The graphic attempts to demystify how people’s sexual organs develop, from conception through birth and puberty, and how that can impact their physical appearance. With “typical biological female” on the far-left of a full-page magazine spread and “typical biological male” on the far-right, the graphic features a variety of intersex “conditions.” These conditions occur because permutations from the norm can occur in the chromosomes, in the genes, and in the hormones, all of which impact the internal reproductive system, the genitals, and appearance.
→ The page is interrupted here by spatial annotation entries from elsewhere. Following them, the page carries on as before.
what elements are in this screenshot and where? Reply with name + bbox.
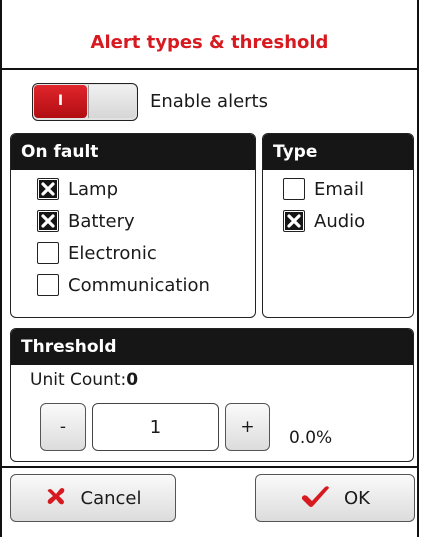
threshold-percent: 0.0%: [289, 428, 333, 448]
x-check-icon: [39, 180, 57, 198]
type-panel: Type Email Audio: [262, 133, 414, 318]
checkbox-label: Battery: [68, 210, 135, 232]
checkbox-email[interactable]: Email: [283, 176, 364, 202]
increment-button[interactable]: +: [225, 403, 270, 451]
dialog-title: Alert types & threshold: [90, 32, 329, 53]
checkbox-box: [283, 210, 305, 232]
checkbox-label: Lamp: [68, 178, 119, 200]
checkbox-box: [283, 178, 305, 200]
checkbox-label: Communication: [68, 274, 210, 296]
title-divider: [2, 68, 417, 70]
cancel-button[interactable]: Cancel: [10, 474, 176, 522]
footer-divider: [2, 466, 417, 468]
toggle-off-segment: [88, 85, 136, 118]
cancel-label: Cancel: [80, 487, 142, 509]
x-check-icon: [285, 212, 303, 230]
on-fault-heading: On fault: [11, 134, 255, 170]
unit-count-label: Unit Count:: [30, 370, 127, 390]
threshold-heading: Threshold: [11, 329, 413, 365]
threshold-value-field[interactable]: 1: [92, 403, 219, 451]
checkbox-label: Email: [314, 178, 364, 200]
checkbox-box: [37, 242, 59, 264]
toggle-on-segment: I: [34, 85, 87, 118]
decrement-button[interactable]: -: [40, 403, 86, 451]
checkbox-battery[interactable]: Battery: [37, 208, 135, 234]
checkbox-audio[interactable]: Audio: [283, 208, 365, 234]
red-x-icon: [45, 485, 67, 512]
red-check-icon: [300, 484, 330, 513]
checkbox-box: [37, 274, 59, 296]
enable-alerts-toggle[interactable]: I: [32, 83, 138, 121]
ok-label: OK: [344, 487, 370, 509]
checkbox-label: Electronic: [68, 242, 157, 264]
ok-button[interactable]: OK: [255, 474, 415, 522]
checkbox-box: [37, 210, 59, 232]
unit-count-value: 0: [126, 370, 139, 390]
increment-label: +: [240, 417, 255, 437]
decrement-label: -: [59, 417, 67, 437]
on-fault-panel: On fault Lamp Battery Electronic Communi…: [10, 133, 256, 318]
checkbox-electronic[interactable]: Electronic: [37, 240, 157, 266]
checkbox-communication[interactable]: Communication: [37, 272, 210, 298]
unit-count-readout: Unit Count:0: [30, 370, 138, 390]
checkbox-lamp[interactable]: Lamp: [37, 176, 118, 202]
x-check-icon: [39, 212, 57, 230]
checkbox-label: Audio: [314, 210, 366, 232]
type-heading: Type: [263, 134, 413, 170]
checkbox-box: [37, 178, 59, 200]
enable-alerts-label: Enable alerts: [150, 91, 268, 112]
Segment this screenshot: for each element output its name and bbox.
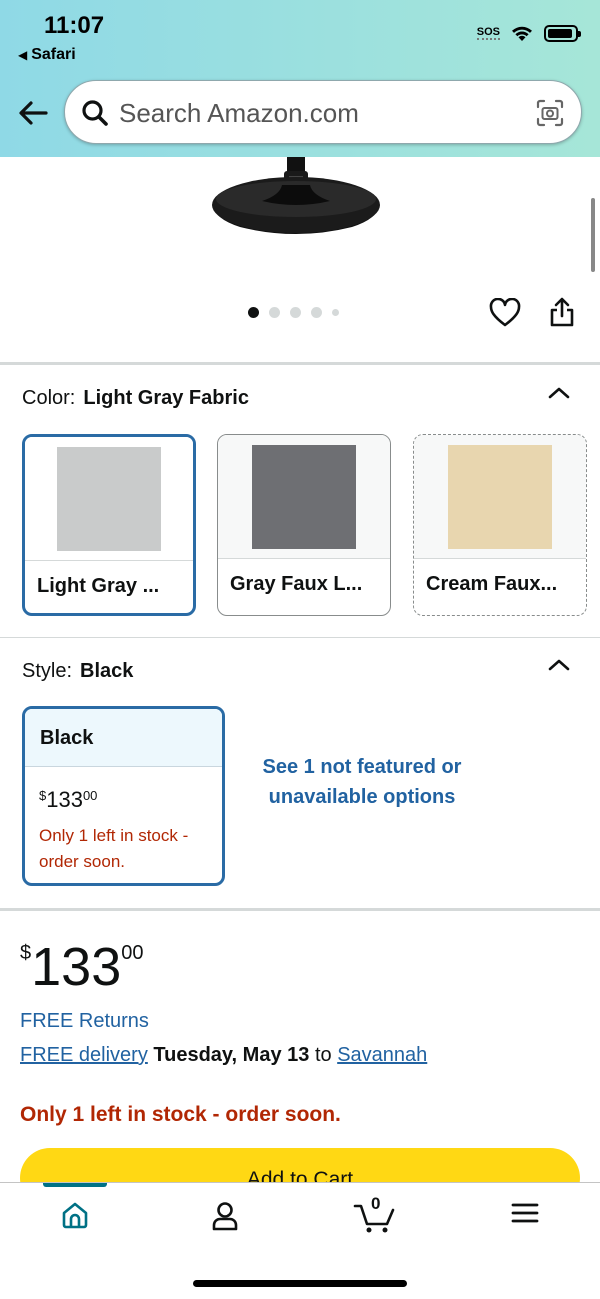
pagination-dot[interactable] — [248, 307, 259, 318]
divider — [0, 362, 600, 365]
swatch-cream-faux — [448, 444, 552, 549]
delivery-date: Tuesday, May 13 — [153, 1044, 310, 1066]
swatch-label: Cream Faux... — [426, 573, 558, 595]
style-option-name: Black — [25, 709, 222, 767]
price-fraction: 00 — [121, 942, 144, 964]
divider — [0, 908, 600, 911]
status-icons: SOS — [476, 24, 581, 42]
battery-icon — [544, 24, 581, 42]
header-bar: 11:07 ◀ Safari SOS — [0, 0, 600, 157]
style-option-price: $13300 — [25, 767, 222, 813]
color-option-light-gray[interactable]: Light Gray ... — [22, 434, 196, 616]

You can trace different intersex conditions using arrows that swirl around the entire graphic. For instance, a person may be born with XY chromosomes but has a gene mutation that leads to androgen insensitivity syndrome, which means the person is resistant to male hormones, and ambiguous genitals develop. To trace this condition, you start at the top right of the flow chart and follow the arrows down toward the center. In another example, a person might have two X chromosomes and a Y chromosome, leading to a condition called Klinefelter syndrome. That means that they will have the male internal and external reproductive system, but might suffer from infertility and may even develop breasts. This condition’s path on the graphic is more of a zigzag across the right side of the page.
The arrows track different conditions through each stage of development. It’s a lot to take in, but the arrows act as a visual underpinning for the complexity of biological sex. Scientific American‘s assistant graphics editor Amanda Montañez and the San Francisco-based data visualization studio Pitch Interactive chose to use a rainbow of colors to add additional visual support to the idea of a spectrum. The gradient from green to yellow to pink to purple pops against a black background.
The science-based sex spectrum on the graphic is entirely separate from sexuality or gender identity. But it is nonetheless an important part of understanding what constitutes the experience of sex and gender. “[Disorders of sex development] . . . represent a robust, evidence-based argument to reject rigid assignations of sex and gender,” writes Montañez about the infographic. “I am hopeful that raising public awareness of intersex, along with transgender and non-binary identities, will help align policies more closely with scientific reality, and, by extension, social justice.”